I do need to bring up a couple of important notes about this switch.

  1. The Cluster Group will still be brought online. This switch will only affect the Services and Applications groups that you have in the Cluster.
  2. You must still be able to achieve “quorum.” In the case of a Node and Disk Majority, the Witness Disk must still be able to come online.

This switch is not one that would be used that often, but when you need it, it is a blessing. Here are a couple of scenarios where the /IPS switch would come in handy.

SCENARIO 1

I have a Failover Cluster that held the limit of 1000 Hyper-V Virtual Machines. If you are trying to troubleshoot an issue, you can use the switch and then manually bring online only a couple of them. Do whatever troubleshooting you need to accomplish without the stress that all these machines coming online would put on the node. Once your troubleshooting is complete, you can then start the other nodes, bring the other virtual machines online, go about your business, etc.

SCENARIO 2

I am the administrator of the Failover Cluster and get called that my Cluster node that holds the John’s Cluster Application resource is in a pseudo hung state. Both Explorer and Failover Cluster Management hang up while the rest of the machine is real slow. If I try and move this group over to another node, that node experiences the same problems and errors. So I reboot them and when the Cluster Service starts, the machine goes into this pseudo hung state again. Looking through the event logs, I see that the Cluster Service starts fine. But I do see that John’s Cluster Application is throwing errors in the event log and those were the last things listed. I do some research on the errors and see that it is caused by a log file this application uses as being corrupt. All I have to do is delete this file and the application will dynamically recreate the file, start fine, and no longer hang the machine. That seems simple enough. But wait, I do not have access to the Clustered Drive that this application is on as Explorer hangs and I also cannot get to it from a command prompt.

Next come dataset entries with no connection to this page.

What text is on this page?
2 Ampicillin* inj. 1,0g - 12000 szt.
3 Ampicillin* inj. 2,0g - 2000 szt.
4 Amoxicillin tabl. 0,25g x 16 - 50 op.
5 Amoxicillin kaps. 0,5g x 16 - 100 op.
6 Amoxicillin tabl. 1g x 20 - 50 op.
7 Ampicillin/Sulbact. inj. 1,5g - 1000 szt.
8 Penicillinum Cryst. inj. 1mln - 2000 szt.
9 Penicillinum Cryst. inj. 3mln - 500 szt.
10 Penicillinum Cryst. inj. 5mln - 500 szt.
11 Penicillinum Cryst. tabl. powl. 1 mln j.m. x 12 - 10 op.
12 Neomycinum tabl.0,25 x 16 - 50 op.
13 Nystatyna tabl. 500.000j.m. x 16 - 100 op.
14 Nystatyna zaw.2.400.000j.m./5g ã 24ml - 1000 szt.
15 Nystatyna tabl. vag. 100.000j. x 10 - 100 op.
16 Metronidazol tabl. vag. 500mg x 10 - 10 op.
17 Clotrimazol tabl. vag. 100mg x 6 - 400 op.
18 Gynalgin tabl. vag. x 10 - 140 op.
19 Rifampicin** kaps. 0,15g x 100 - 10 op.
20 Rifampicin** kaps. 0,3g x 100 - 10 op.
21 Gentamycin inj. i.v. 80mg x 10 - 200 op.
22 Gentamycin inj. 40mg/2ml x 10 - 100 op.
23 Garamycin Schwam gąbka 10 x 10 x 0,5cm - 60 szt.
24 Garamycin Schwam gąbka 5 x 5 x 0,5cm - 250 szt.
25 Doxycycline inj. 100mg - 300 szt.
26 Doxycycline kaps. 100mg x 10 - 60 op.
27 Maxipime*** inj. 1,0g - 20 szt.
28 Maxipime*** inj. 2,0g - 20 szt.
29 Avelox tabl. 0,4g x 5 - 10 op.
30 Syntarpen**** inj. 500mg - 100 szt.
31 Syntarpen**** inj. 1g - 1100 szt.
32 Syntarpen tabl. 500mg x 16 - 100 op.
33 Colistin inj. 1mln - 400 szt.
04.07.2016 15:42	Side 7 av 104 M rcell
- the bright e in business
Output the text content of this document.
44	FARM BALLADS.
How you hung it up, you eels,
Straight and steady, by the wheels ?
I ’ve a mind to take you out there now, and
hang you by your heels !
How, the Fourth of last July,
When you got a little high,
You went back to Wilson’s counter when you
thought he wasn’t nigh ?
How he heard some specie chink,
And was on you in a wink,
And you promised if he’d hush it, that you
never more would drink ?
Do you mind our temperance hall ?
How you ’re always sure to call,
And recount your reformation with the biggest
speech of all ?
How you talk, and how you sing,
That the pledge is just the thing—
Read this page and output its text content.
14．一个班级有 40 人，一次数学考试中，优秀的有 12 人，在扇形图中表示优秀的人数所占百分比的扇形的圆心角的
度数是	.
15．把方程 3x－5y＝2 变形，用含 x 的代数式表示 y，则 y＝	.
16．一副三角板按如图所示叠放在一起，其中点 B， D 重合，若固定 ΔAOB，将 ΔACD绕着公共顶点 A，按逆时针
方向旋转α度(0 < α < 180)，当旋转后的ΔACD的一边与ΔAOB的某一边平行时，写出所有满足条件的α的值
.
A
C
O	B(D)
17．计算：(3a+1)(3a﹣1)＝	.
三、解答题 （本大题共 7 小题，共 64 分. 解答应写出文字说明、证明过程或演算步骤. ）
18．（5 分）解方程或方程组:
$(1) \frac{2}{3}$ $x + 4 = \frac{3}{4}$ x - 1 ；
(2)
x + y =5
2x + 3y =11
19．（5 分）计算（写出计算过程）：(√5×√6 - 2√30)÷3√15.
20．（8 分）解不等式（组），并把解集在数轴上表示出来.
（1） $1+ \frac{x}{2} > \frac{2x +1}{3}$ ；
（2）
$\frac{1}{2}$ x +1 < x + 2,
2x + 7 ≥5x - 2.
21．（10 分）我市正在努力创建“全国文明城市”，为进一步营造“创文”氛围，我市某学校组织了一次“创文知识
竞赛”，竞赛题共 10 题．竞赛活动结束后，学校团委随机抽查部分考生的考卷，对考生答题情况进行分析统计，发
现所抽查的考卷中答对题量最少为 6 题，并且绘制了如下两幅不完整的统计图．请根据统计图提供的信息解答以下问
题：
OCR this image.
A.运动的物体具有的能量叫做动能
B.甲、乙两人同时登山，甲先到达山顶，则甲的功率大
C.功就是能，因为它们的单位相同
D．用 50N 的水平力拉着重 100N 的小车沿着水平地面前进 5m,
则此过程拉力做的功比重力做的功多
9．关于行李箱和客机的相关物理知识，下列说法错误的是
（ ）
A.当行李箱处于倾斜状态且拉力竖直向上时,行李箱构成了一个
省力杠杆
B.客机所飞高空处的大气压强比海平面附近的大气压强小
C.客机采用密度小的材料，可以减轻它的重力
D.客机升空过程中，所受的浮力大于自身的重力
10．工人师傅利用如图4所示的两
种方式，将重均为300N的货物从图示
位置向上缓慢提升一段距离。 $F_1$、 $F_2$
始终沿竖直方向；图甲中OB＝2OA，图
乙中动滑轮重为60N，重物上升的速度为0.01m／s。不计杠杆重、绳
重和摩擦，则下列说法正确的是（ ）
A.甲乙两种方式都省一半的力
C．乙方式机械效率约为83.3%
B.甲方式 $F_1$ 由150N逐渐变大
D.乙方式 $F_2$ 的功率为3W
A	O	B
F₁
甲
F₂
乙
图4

In the days before Windows 2008 R2 Failover Cluster, I would have to:

  1. Power off all other nodes.
  2. Set the Cluster Service to MANUAL or DISABLED
  3. Disable the Cluster Disk Driver
  4. Reboot this machine
  5. Delete the file
  6. Re-enable the Cluster Disk Driver
  7. Set the Cluster Service to AUTOMATIC and start it
  8. Power up all other nodes

The above was the only way I was going to be able to get access to the drives. Something like this can be painful and time consuming. If the nodes take about 15 minutes to boot because of the devices and the memory, it just adds to the frustrations.

This is where the /IPS Switch comes in. Your steps would now be:

  1. Stop the Cluster Service on all other nodes
  2. Reboot this one node since it is hung
  3. While that node is rebooting, on the other node, start the Cluster Service with the IPS Switch:
    • Net start clussvc /ips
  4. Go to the group that has the disk
  5. Bring the disk online
  6. Delete the file
  7. Bring the rest of the group online

For those who like to see stuff on MSDN, you can get a little more information on the /IPS switch here.
So as a recap, these are the only switches available for Windows Server 2008 and 2008 R2 Failover Clusters.

The switches can make things easier, less frustrating, and causes less downtime. This can mean production/dollars lost are more at a minimum and that makes everyone happy.